John Bryson (author)

John Bryson
Born 25 December 1935[1]
Melbourne, Australia
Occupation Writer
Genre Biography, fiction, non-fiction

John Bryson AM (born 25 December 1935 in Melbourne, Australia) is an Australian author and former lawyer. He has written works of fiction, biography and non-fiction.

Life

Bryson was educated at the University of Melbourne, where he studied law.[2]

Career

In 1971, after practising law for 10 years, first as a solicitor and later as a barrister, he became a chairman and managing director of a Melbourne public company. In 1978, he rejoined the Victorian Bar. He was a member of the Literature Board of the Australia Council, later becoming acting chairman.

Works

Since 1973, Bryson's articles and stories have been published in Australian newspapers.
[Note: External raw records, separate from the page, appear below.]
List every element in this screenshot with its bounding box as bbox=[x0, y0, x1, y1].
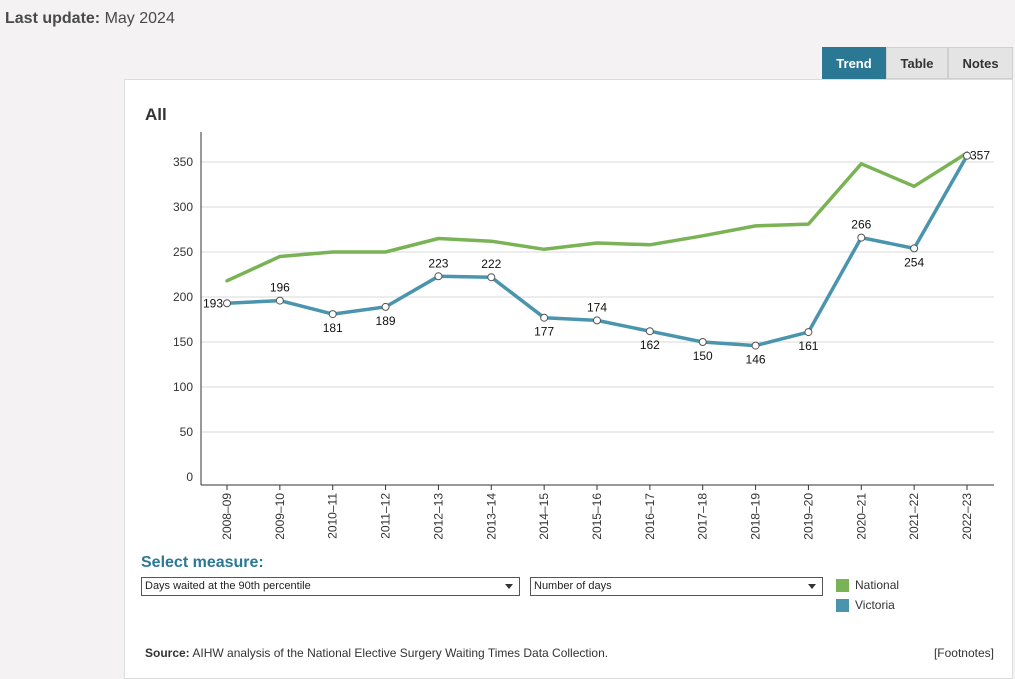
data-label: 161 bbox=[798, 339, 818, 353]
data-label: 357 bbox=[970, 149, 990, 163]
unit-select[interactable]: Number of days bbox=[530, 577, 823, 596]
unit-select-value: Number of days bbox=[534, 580, 612, 592]
data-label: 196 bbox=[270, 281, 290, 295]
series-line-national bbox=[225, 151, 969, 283]
x-tick-label: 2011–12 bbox=[379, 493, 393, 539]
data-label: 223 bbox=[428, 256, 448, 270]
y-tick-label: 0 bbox=[186, 470, 193, 484]
data-point bbox=[223, 299, 231, 308]
chart-panel: All 0 50 100 150 200 250 300 350 2008–09 2009–10 2… bbox=[124, 79, 1013, 679]
x-tick-label: 2012–13 bbox=[431, 493, 445, 540]
data-label: 181 bbox=[323, 321, 343, 335]
data-label: 193 bbox=[203, 296, 223, 310]
select-measure-label: Select measure: bbox=[141, 554, 264, 571]
y-tick-label: 150 bbox=[173, 335, 193, 349]
legend-item-national[interactable]: National bbox=[836, 578, 899, 592]
measure-select[interactable]: Days waited at the 90th percentile bbox=[141, 577, 520, 596]
x-tick-label: 2020–21 bbox=[854, 493, 868, 540]
y-tick-label: 50 bbox=[180, 425, 194, 439]
y-tick-label: 100 bbox=[173, 380, 193, 394]
y-tick-label: 200 bbox=[173, 290, 193, 304]
x-tick-label: 2017–18 bbox=[696, 493, 710, 540]
data-label: 150 bbox=[693, 349, 713, 363]
tab-table[interactable]: Table bbox=[886, 47, 948, 79]
data-point bbox=[434, 272, 443, 281]
data-point bbox=[275, 296, 284, 305]
source-text: AIHW analysis of the National Elective S… bbox=[192, 646, 609, 660]
data-point bbox=[645, 327, 654, 336]
data-point bbox=[593, 316, 601, 325]
data-point bbox=[698, 338, 707, 346]
data-point bbox=[487, 273, 496, 282]
data-label: 174 bbox=[587, 300, 607, 314]
x-tick-label: 2010–11 bbox=[326, 493, 340, 539]
data-label: 222 bbox=[481, 257, 501, 271]
data-label: 189 bbox=[376, 314, 396, 328]
data-point bbox=[328, 310, 337, 319]
data-point bbox=[381, 302, 390, 311]
data-label: 162 bbox=[640, 338, 660, 352]
legend-swatch-national bbox=[836, 578, 849, 592]
x-tick-label: 2009–10 bbox=[273, 493, 287, 540]
data-point bbox=[751, 341, 760, 350]
footnotes-link[interactable]: [Footnotes] bbox=[933, 646, 994, 660]
last-update-value: May 2024 bbox=[104, 10, 175, 27]
last-update-label: Last update: bbox=[5, 10, 101, 27]
x-tick-label: 2018–19 bbox=[749, 493, 763, 540]
legend-label-victoria: Victoria bbox=[855, 598, 895, 612]
tab-notes[interactable]: Notes bbox=[948, 47, 1013, 79]
data-label: 254 bbox=[904, 255, 924, 269]
legend-item-victoria[interactable]: Victoria bbox=[836, 598, 895, 612]
x-tick-label: 2022–23 bbox=[960, 493, 974, 540]
last-update: Last update: May 2024 bbox=[5, 10, 175, 28]
data-point bbox=[910, 244, 919, 253]
x-tick-label: 2021–22 bbox=[907, 493, 921, 540]
chevron-down-icon bbox=[808, 584, 816, 589]
chevron-down-icon bbox=[505, 584, 513, 589]
data-point bbox=[804, 328, 813, 337]
x-tick-label: 2015–16 bbox=[590, 493, 604, 540]
data-point bbox=[963, 151, 971, 160]
x-tick-label: 2016–17 bbox=[643, 493, 657, 540]
legend-swatch-victoria bbox=[836, 598, 849, 612]
data-label: 146 bbox=[746, 353, 766, 367]
data-point bbox=[540, 313, 549, 322]
measure-select-value: Days waited at the 90th percentile bbox=[145, 580, 311, 592]
legend-label-national: National bbox=[855, 578, 900, 592]
x-tick-label: 2013–14 bbox=[484, 493, 498, 540]
data-point bbox=[857, 233, 866, 242]
x-tick-label: 2008–09 bbox=[220, 493, 234, 540]
chart-title: All bbox=[145, 105, 167, 124]
x-tick-label: 2019–20 bbox=[801, 493, 815, 540]
y-tick-label: 350 bbox=[173, 155, 193, 169]
line-chart: 0 50 100 150 200 250 300 350 2008–09 2009–10 2010–… bbox=[173, 132, 994, 540]
tab-trend[interactable]: Trend bbox=[822, 47, 886, 79]
source-note: Source: AIHW analysis of the National El… bbox=[145, 646, 608, 660]
y-tick-label: 300 bbox=[173, 200, 193, 214]
data-label: 177 bbox=[534, 325, 554, 339]
x-tick-label: 2014–15 bbox=[537, 493, 551, 540]
y-tick-label: 250 bbox=[173, 245, 193, 259]
data-label: 266 bbox=[851, 218, 871, 232]
view-tabs: Trend Table Notes bbox=[822, 47, 1013, 79]
source-label: Source: bbox=[145, 646, 190, 660]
Bryson's best known work is his 1985 book Evil Angels which chronicles the story of Lindy Chamberlain's trial for murder, following the death of her baby daughter, Azaria. It was made into a film starring Meryl Streep in 1988. It was released under its original title, Evil Angels, in Australia and New Zealand and as A Cry in the Dark in other English-speaking territories, including the United States, Canada, the United Kingdom and South Africa. It is also known by similar titles internationally.[3]

Bryson is also the author of a 1981 collection of short fiction, Whoring Around, and a collection of reportage, Backstage at the Revolution. His novel of the Spanish Civil War, To the Death, Amic, was published by Viking in 1994 and as Hasta la Muerte, Amigo by Editorial Milenio Spain in 2006. In 2004 he originated and co-produced Secrets of the Juryroom, a documentary for SBS-TV.

Awards

The Routine, one of the stories that was later included in Whoring Around, received the 1979 Patricia Hackett Award at the University of Western Australia. In 1985, Evil Angels was awarded winner of Penguin Books' first Allen Lane award, the Victorian Premier's Award for non-fiction, the British Crime Writers' Association Gold Dagger and the ANA Award. In 2000, a panel of journalism schools included him in "The 100 Australian Journalists of the Century".

He was appointed a Member of the Order of Australia in 2014 for services to Australian literature, support for Indigenous youth, and community.

Bibliography

Fiction

Non-fiction

Notes

  1. AustLit
  2. Bryson, J (1985), p.i.
  3. "A Cry in the Dark (1988) - Release dates". IMDb.com. Retrieved 2012-06-14.